Original illustration art has become a popular collecting field for collectors. The original charcoal drawing pictured here is a fine example of the type of illustration prepared for newspaper publication in the early to mid-twentieth century. The drawing is an excellent patriotic piece that was done by the American illustrator, John Harmon Cassel (1872-1961).

This work by Cassel features an American “Doughboy” of the World War 1 period wearing a Brodie helmet and saluting as he breaks through a paper star. The drawing is titled, “Home Again!” and is signed in the artist’s usual manner as “Jno. Cassel” in the lower right corner.
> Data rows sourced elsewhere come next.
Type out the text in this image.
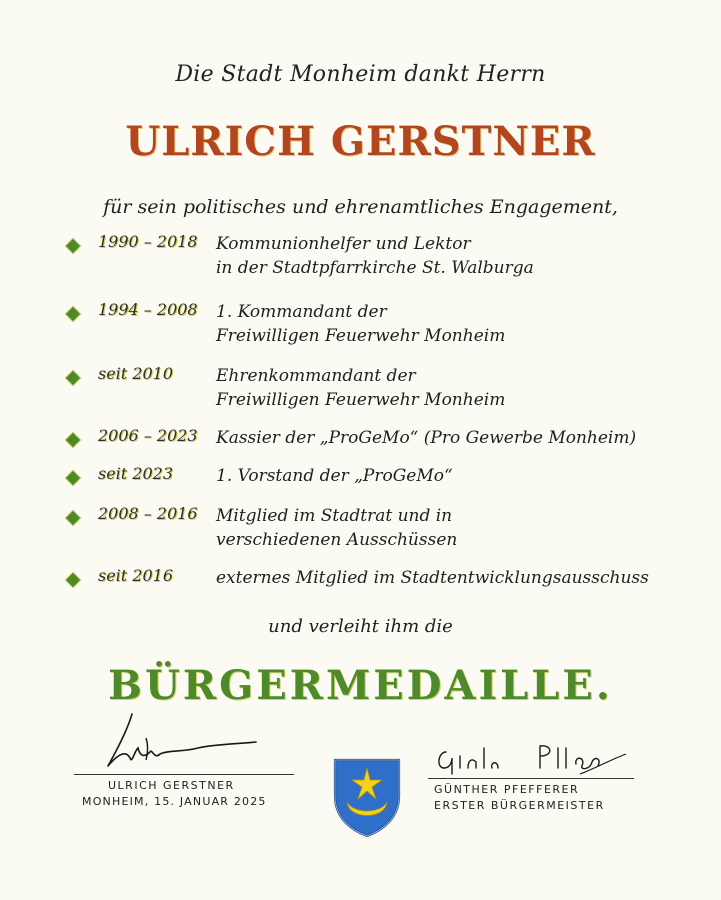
Die Stadt Monheim dankt Herrn
ULRICH GERSTNER
für sein politisches und ehrenamtliches Engagement,
1990 – 2018	Kommunionhelfer und Lektor
in der Stadtpfarrkirche St. Walburga
1994 – 2008	1. Kommandant der
Freiwilligen Feuerwehr Monheim
seit 2010	Ehrenkommandant der
Freiwilligen Feuerwehr Monheim
2006 – 2023	Kassier der „ProGeMo“ (Pro Gewerbe Monheim)
seit 2023	1. Vorstand der „ProGeMo“
2008 – 2016	Mitglied im Stadtrat und in
verschiedenen Ausschüssen
seit 2016	externes Mitglied im Stadtentwicklungsausschuss
und verleiht ihm die
BÜRGERMEDAILLE.
ULRICH GERSTNER
MONHEIM, 15. JANUAR 2025
GÜNTHER PFEFFERER
ERSTER BÜRGERMEISTER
Cassel was born in Nebraska in 1872 to a pioneer family that had gone west from Indiana in 1856. The family settled in Otoe County where Cassel’s father, Job W. Cassel, was a miner and horticulturist who developed various types of fruit trees suitable for Nebraska’s brutal climate. The senior Cassel was a prominent member of the community and served in the Nebraska State Legislature.

The artist, John Harmon Cassel was a student at Doane College in Nebraska from 1892 to 1894 but left to study art at the Art Institute of Chicago. He married Louise Anderson of New York City in 1902 and was employed as an illustrator for such publications as Ram’s Horn, Life, Puck and Judge. He also provided illustrations for many popular novels. He served as an editorial cartoonist for a New York newspaper, The Evening World, from 1915. The drawing pictured here was published by that paper in the edition dated December 4, 1918, just about one month following the Armistice that ended World War 1. Most American soldiers who served in France did not return home until early 1919. The drawing, “Home Again!” appeared on the top of editorial page (p.20).

Cassel provided many cartoons for the Evening World – many of them concerned labor strife and the “Red Scare” that plagued the post-World War 1 period. He was a member of the Illustrator’s Association and is well regarded for his art. Several of his works, including portraits of Presidents Woodrow Wilson and Herbert Hoover, are in the Smithsonian collection along with many World War 1 era cartoons. In addition, the Williams College Museum of Art has about forty World War 1 cartoons by Cassel in its collection. Several of his works were included in the 1978 exhibition, “Political Drawings of the 1930s,” at the Anderson Center for the Arts.

Cassel lived in New York City and died there in 1961.